I remember that remarkably well.
The only sound, a loud gasp, from the older of my mother's brothers, also in the room. Not forgotten.
I actually have not a single photograph of my mother in my possession now. However, I can picture her in quite a few photographs that I grew up with, taken in her infancy and through the sixty-something years she lived. As I sit here, I cannot see her in my mind from general times in her life, as a person unposed, because her life, as it affected me, was a photographic plate exposed for about forty-two years (my age when she died). Except for that final moment. I can see her just dead on the bed. Eyes wide open. Back arched slightly. Her hair had been shampooed and cut by a hairdresser friend the day before (the friend refused to accept a fee for that) and my mother looked quite tidy, which was unusual for her.
Whaddon, BuckinghamshireI got to thinking about remembering the dead. One of my hobbies is genealogy and I know the names and some details of over 1,500 of my family members who have passed on. Because my mother's family, not too many generations back, emerges from titled lines, I have information on some of my ancestors that is in the history books. I can even visit rather ancient places where they lived, and died. Some are represented in carvings on their tombs. Quite posh, really.
My mother is in a whitewashed vault in St John's Churchyard in Pembroke, Bermuda. There is no obelisk or cross. Her name is engraved on a plaque attached to the end of the slab atop the vault. Mavis Eldridge 1926-1992.
My father is also buried in Bermuda. I'm not exactly sure of the day he died, but it was in the spring of 1996. His third wife had him buried in a shared grave, but had his name and dates engraved on a headstone. The stonemason got the dates wrong, had him born ten years after he actually was. I believe that was corrected. He is buried in St Paul's Churchyard in Paget, Bermuda. My father's second wife died in the 1980s, but I cannot recall the year, much less the date. She was buried in a parish grave, unmarked. Happens she is also in St Paul's Churchyard, but she was no longer married to my father when she died. The church building itself is between them.

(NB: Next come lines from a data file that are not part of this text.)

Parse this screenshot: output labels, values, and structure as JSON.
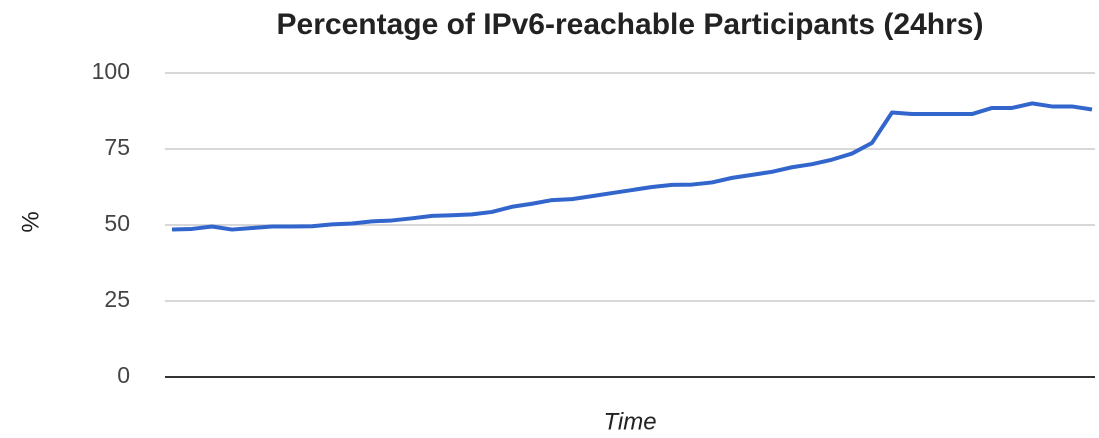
{
  "chart_data": {
    "type": "line",
    "title": "Percentage of IPv6-reachable Participants (24hrs)",
    "x_label": "Time",
    "y_label": "%",
    "categories": [
      null,
      null,
      null,
      null,
      null,
      null,
      null,
      null,
      null,
      null,
      null,
      null,
      null,
      null,
      null,
      null,
      null,
      null,
      null,
      null,
      null,
      null,
      null,
      null,
      null,
      null,
      null,
      null,
      null,
      null,
      null,
      null,
      null,
      null,
      null,
      null,
      null,
      null,
      null,
      null,
      null,
      null,
      null,
      null,
      null,
      null,
      null
    ],
    "series": [
      {
        "name": "IPv6-reachable",
        "color": "#3366cc",
        "values": [
          48.5,
          48.7,
          49.5,
          48.5,
          49,
          49.5,
          49.5,
          49.6,
          50.2,
          50.5,
          51.2,
          51.5,
          52.2,
          53,
          53.2,
          53.5,
          54.3,
          56,
          57,
          58.2,
          58.5,
          59.5,
          60.5,
          61.5,
          62.5,
          63.2,
          63.3,
          64,
          65.5,
          66.5,
          67.5,
          69,
          70,
          71.5,
          73.5,
          77,
          87,
          86.5,
          86.5,
          86.5,
          86.5,
          88.5,
          88.5,
          90,
          89,
          89,
          88
        ]
      }
    ],
    "ylim": [
      0,
      100
    ],
    "yticks": [
      0,
      25,
      50,
      75,
      100
    ],
    "grid": true
  }
}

I can conjure up the image of my father from certain occasions, and generally. Is this because I saw him so infrequently in my life, in his lifetime? And I can also picture his second wife, who I liked a great deal.
My various parents (and grandparents) turn up in my dreams and, sometimes, they remain in ghost form around me for a short while. Not so as to be unpleasant or unwelcome.

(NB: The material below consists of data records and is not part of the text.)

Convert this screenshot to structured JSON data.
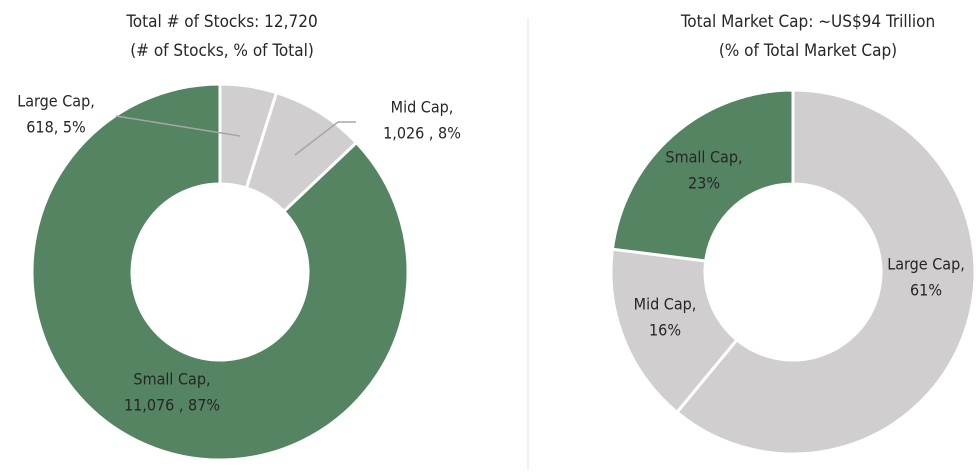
{
  "chart_data": [
    {
      "type": "donut",
      "title": "Total # of Stocks: 12,720",
      "subtitle": "(# of Stocks, % of Total)",
      "categories": [
        "Large Cap,",
        "Mid Cap,",
        "Small Cap,"
      ],
      "values": [
        618,
        1026,
        11076
      ],
      "value_labels": [
        "618, 5%",
        "1,026 , 8%",
        "11,076 , 87%"
      ],
      "colors": [
        "#d0cece",
        "#d0cece",
        "#548462"
      ]
    },
    {
      "type": "donut",
      "title": "Total Market Cap: ~US$94 Trillion",
      "subtitle": "(% of Total Market Cap)",
      "categories": [
        "Large Cap,",
        "Mid Cap,",
        "Small Cap,"
      ],
      "values": [
        61,
        16,
        23
      ],
      "value_labels": [
        "61%",
        "16%",
        "23%"
      ],
      "colors": [
        "#d0cece",
        "#d0cece",
        "#548462"
      ]
    }
  ]
}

We've had several television programmes (here in Britain) this past fortnight on the subject of death. Documentaries on our attitudes towards death and dying over the centuries were particularly interesting.
I did not know that cremation has only really been a going concern in the UK for about 120 years, and that acceptance by some of the major churches, like the Church of England, is quite recent. Most dead folks here are cremated now. People still seem to look forward to a funeral service of some sort. Funeral homes now do most of the work. My great-grandparents would have been laid out in their coffins in the front room at home. Family and neighbours would have washed and dressed the body.
My mother's people from the 1800s onward, our closer relatives, Lancasters, Proctors, Cloughs, Heys, are buried in Haggate Cemetery in Briercliffe, Lancashire, and in Colne, Lancashire. I have seen some of their graves. My father's family can be found in Fulham, London after the 1850s. Before that, for at least a hundred years, our Eldridges were living and dying in Lubenham, Leicestershire, some rating stones in All Saints' Churchyard. The King family, my father's side again, were in Whaddon, Buckinghamshire. My father's parents are buried in Kent. He had a brother who died in Australia.
It is clearly becoming increasingly difficult to pop around to the graves of family members when the anniversaries of their deaths (and Easter Sunday) come around. I'm looking forward to being cremated, with no funeral service, and scattered off in the wild somewhere easily forgotten by a stranger.
Will anyone think of me when the anniversary date rolls around? I'm not sure that I give a hoot. I'd much rather somebody thought of me while I was alive to enjoy it. (I'm hoping for kind thoughts! Perhaps a postcard.)